Tidak ada penjelasan mengenai pengertian secara resmi dalam keadaan di atas sehingga sangat penting memberikan pemahaman dan penjelasan serta batasan yang jelas dalam keadaan dimaksud, khususnya pengulangan tindak pidana.
Maka, ada dua konstruksi perbuatan terdakwa yang relevan sebagai pengulangan. Yaitu, di perkara korupsi Jiwasraya dan perkara korupsi PT Asabri. Keduanya dipandang sebagai niat dan objek yang berbeda meski periode waktunya bersamaan.
Intinya, Heru melakukan dobel korupsi, di dua lembaga milik negara. Bisa ditafsirkan, di Jiwasraya sudah dihukum seumur hidup, masak di Asabri dihukum seumur hidup juga?

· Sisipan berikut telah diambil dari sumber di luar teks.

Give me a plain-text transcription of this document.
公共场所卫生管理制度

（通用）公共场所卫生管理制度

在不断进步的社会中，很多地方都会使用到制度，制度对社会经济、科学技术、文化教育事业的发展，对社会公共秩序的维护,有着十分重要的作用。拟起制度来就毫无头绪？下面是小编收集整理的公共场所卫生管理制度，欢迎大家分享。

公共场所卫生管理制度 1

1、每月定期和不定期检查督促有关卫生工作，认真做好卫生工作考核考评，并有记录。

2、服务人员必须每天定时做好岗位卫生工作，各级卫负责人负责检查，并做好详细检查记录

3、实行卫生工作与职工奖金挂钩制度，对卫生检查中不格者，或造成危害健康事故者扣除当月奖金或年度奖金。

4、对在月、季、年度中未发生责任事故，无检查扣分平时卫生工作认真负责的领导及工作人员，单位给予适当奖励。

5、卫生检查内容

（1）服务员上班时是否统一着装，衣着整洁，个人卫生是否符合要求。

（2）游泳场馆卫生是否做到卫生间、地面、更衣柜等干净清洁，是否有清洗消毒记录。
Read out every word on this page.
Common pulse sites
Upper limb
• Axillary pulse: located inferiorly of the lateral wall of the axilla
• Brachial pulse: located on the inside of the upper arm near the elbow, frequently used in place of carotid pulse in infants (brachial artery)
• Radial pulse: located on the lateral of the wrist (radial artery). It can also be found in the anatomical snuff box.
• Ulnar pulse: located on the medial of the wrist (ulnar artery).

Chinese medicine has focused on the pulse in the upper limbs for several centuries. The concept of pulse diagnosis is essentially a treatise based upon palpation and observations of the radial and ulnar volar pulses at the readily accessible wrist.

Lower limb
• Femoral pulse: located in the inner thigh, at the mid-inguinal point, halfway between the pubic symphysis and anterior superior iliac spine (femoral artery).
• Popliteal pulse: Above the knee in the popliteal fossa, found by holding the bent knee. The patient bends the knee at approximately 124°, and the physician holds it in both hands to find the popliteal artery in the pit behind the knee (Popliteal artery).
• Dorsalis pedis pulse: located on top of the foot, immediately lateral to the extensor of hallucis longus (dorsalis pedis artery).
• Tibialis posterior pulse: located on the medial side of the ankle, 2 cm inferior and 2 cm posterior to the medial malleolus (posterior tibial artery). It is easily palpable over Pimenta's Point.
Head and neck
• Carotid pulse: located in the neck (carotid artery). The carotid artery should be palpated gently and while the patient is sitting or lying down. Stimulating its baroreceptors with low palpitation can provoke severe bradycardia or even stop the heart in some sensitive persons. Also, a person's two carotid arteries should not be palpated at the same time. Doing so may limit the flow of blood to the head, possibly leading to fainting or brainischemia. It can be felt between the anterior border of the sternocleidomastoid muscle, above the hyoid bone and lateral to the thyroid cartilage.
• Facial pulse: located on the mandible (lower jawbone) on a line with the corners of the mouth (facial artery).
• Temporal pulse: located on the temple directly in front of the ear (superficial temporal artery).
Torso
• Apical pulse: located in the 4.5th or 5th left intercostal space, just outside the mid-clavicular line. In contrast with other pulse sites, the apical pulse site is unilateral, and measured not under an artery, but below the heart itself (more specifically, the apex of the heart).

Menanggapi tuntutan hukuman mati Heru, pengacara Heru, H.B.H. Kresna Hutauruk, kepada wartawan, Senin (6/12), mengatakan:
"Tuntutan mati, jelas tuntutan yang berlebihan dan menyalahi aturan. Sebab, hukuman mati dalam UU Tipikor diatur dalam Pasal 2 ayat 2. Sedangkan dalam dakwaan Heru Hidayat, JPU tidak menyertakan Pasal 2 ayat 2 UU Tipikor dalam dakwaannya."
Kresna mengatakan, jaksa mendakwa Heru dengan Pasal 2 ayat 1 dan Pasal 3 UU Tipikor serta Pasal 3 dan 4 UU TPPU. Dengan demikian, ia menilai tuntutan jaksa di luar dakwaan.
Dilanjut: "Tuntutan di luar dakwaan ini kan jelas tidak sesuai aturan, berlebihan, dan di luar wewenang JPU atau bisa dianggap abuse of power."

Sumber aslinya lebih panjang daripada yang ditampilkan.